Unleashing Hour-Scale Video Training for Long Video-Language Understanding

This work constructs VideoMarathon, the first large-scale hour-level video instruction-following dataset (9,700 hours, 3.3M QA pairs, 22 task types), and proposes Hour-LLaVA, a model that leverages a memory repository, forgetting mechanism, and MemAug module to enable efficient training and inference on hour-scale videos at 1 FPS, achieving state-of-the-art results among open-source models of comparable scale across four long video benchmarks.

VADTree: Explainable Training-Free Video Anomaly Detection via Hierarchical Granularity

This paper proposes VADTree, a training-free video anomaly detection framework that leverages a pretrained Generic Event Boundary Detection (GEBD) model to construct a Hierarchical Granularity-aware Tree (HGTree), enabling adaptive sampling and multi-granularity reasoning for anomalous events of varying temporal spans. VADTree achieves state-of-the-art performance among training-free methods on three benchmarks—UCF-Crime, XD-Violence, and MSAD—and even surpasses certain weakly supervised approaches.

VGEnt: Graph-Based Retrieval-Reasoning-Augmented Generation for Long Video Understanding

This paper proposes VGEnt, a graph-based retrieval-reasoning-augmented generation framework that constructs a video knowledge graph to preserve cross-segment semantic relationships, and introduces structured reasoning steps to filter noise and aggregate information. VGEnt consistently improves open-source LVLMs by 3.0%–5.4% across multiple long video understanding benchmarks and outperforms existing video RAG methods by 8.6%.

Video Finetuning Improves Reasoning Between Frames

This paper proposes a visual chain-of-thought (vCoT) approach to systematically compare image LLMs and video-finetuned LLMs on inter-frame reasoning.
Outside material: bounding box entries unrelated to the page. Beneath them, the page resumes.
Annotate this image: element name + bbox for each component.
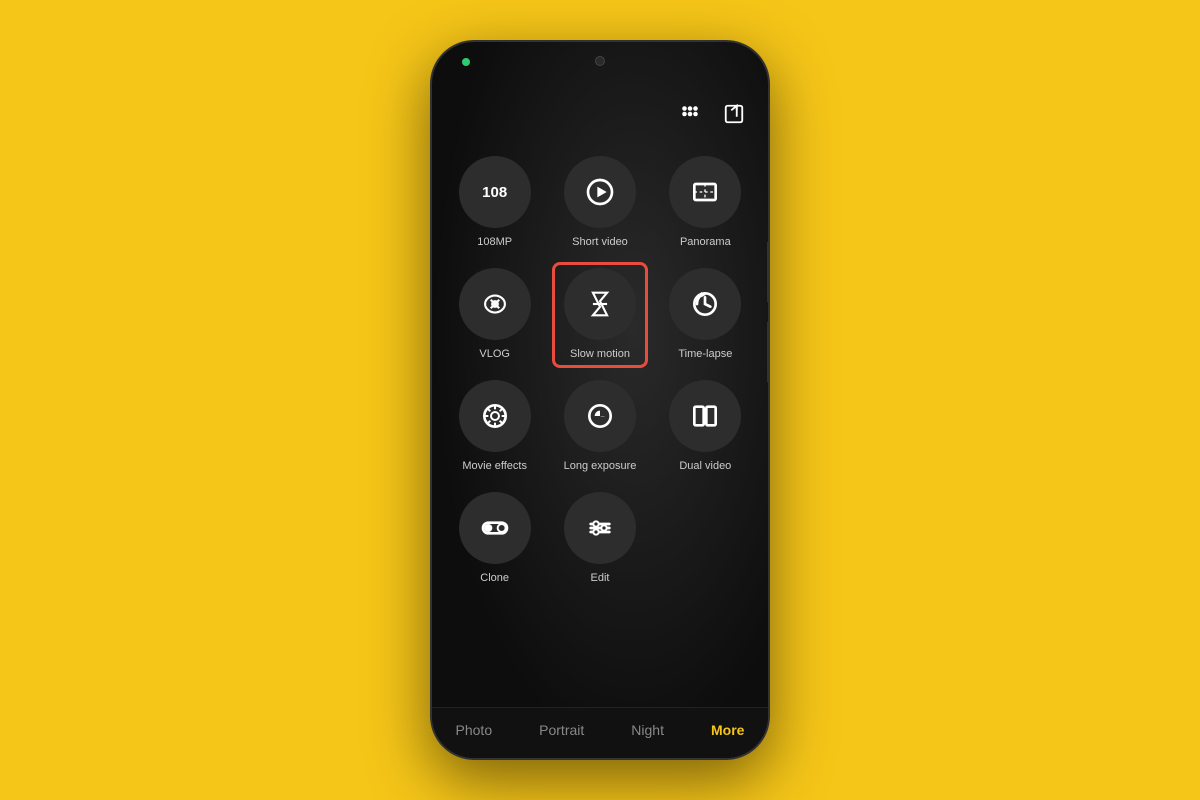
mode-icon-short-video [564,156,636,228]
mode-item-slow-motion[interactable]: Slow motion [547,268,652,360]
mode-item-short-video[interactable]: Short video [547,156,652,248]
mode-label-dual-video: Dual video [679,460,731,472]
header-icons [432,92,768,136]
mode-label-short-video: Short video [572,236,628,248]
mode-label-slow-motion: Slow motion [570,348,630,360]
mode-icon-slow-motion [564,268,636,340]
mode-icon-panorama [669,156,741,228]
mode-label-time-lapse: Time-lapse [678,348,732,360]
nav-item-photo[interactable]: Photo [456,722,493,738]
mode-item-time-lapse[interactable]: Time-lapse [653,268,758,360]
phone-screen: 108 108MP Short video [432,42,768,758]
selfie-camera [595,56,605,66]
grid-icon[interactable] [676,100,704,128]
nav-item-more[interactable]: More [711,722,744,738]
camera-dot [462,58,470,66]
mode-label-vlog: VLOG [479,348,510,360]
mode-item-movie-effects[interactable]: Movie effects [442,380,547,472]
mode-item-clone[interactable]: Clone [442,492,547,584]
mode-icon-time-lapse [669,268,741,340]
phone-wrapper: 108 108MP Short video [430,40,770,760]
mode-label-108mp: 108MP [477,236,512,248]
mode-icon-edit [564,492,636,564]
mode-label-edit: Edit [591,572,610,584]
mode-icon-movie-effects [459,380,531,452]
nav-item-portrait[interactable]: Portrait [539,722,584,738]
mode-icon-vlog [459,268,531,340]
phone-frame: 108 108MP Short video [430,40,770,760]
top-bar [432,42,768,92]
mode-icon-long-exposure [564,380,636,452]
mode-item-long-exposure[interactable]: Long exposure [547,380,652,472]
modes-grid: 108 108MP Short video [432,136,768,707]
mode-label-movie-effects: Movie effects [462,460,527,472]
side-button-volume[interactable] [767,242,770,302]
mode-item-panorama[interactable]: Panorama [653,156,758,248]
mode-item-edit[interactable]: Edit [547,492,652,584]
mode-icon-108mp: 108 [459,156,531,228]
mode-label-long-exposure: Long exposure [564,460,637,472]
mode-item-dual-video[interactable]: Dual video [653,380,758,472]
side-button-power[interactable] [767,322,770,382]
share-icon[interactable] [720,100,748,128]
mode-icon-clone [459,492,531,564]
mode-icon-dual-video [669,380,741,452]
mode-label-clone: Clone [480,572,509,584]
mode-label-panorama: Panorama [680,236,731,248]
mode-item-vlog[interactable]: VLOG [442,268,547,360]
mode-item-108mp[interactable]: 108 108MP [442,156,547,248]
bottom-nav: Photo Portrait Night More [432,707,768,758]
nav-item-night[interactable]: Night [631,722,664,738]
It finds that video finetuning enables models to implicitly learn inter-frame transition reasoning, and that this capability transfers to relational reasoning tasks on static images.

VideoLucy: Deep Memory Backtracking for Long Video Understanding

This paper proposes VideoLucy, a framework that simulates the human coarse-to-fine recall process via a hierarchical memory structure and an agent-based iterative backtracking mechanism. VideoLucy substantially outperforms existing methods on multiple long video understanding benchmarks, surpassing even commercial models such as GPT-4o.

When One Moment Isn't Enough: Multi-Moment Retrieval with Cross-Moment Interactions

This paper proposes the QV-M2 dataset (the first fully human-annotated multi-moment retrieval benchmark) and the FlashMMR framework (incorporating a Post-Verification Module), extending video moment retrieval from single-moment to multi-moment scenarios and establishing a standardized evaluation protocol for multi-moment retrieval.

When Thinking Drifts: Evidential Grounding for Robust Video Reasoning

This paper systematically identifies the "visual thinking drift" phenomenon in which CoT reasoning frequently degrades performance in video understanding, and proposes the Visual Evidence Reward (VER) reinforcement learning framework that corrects this problem by explicitly rewarding reasoning chains grounded in visual evidence.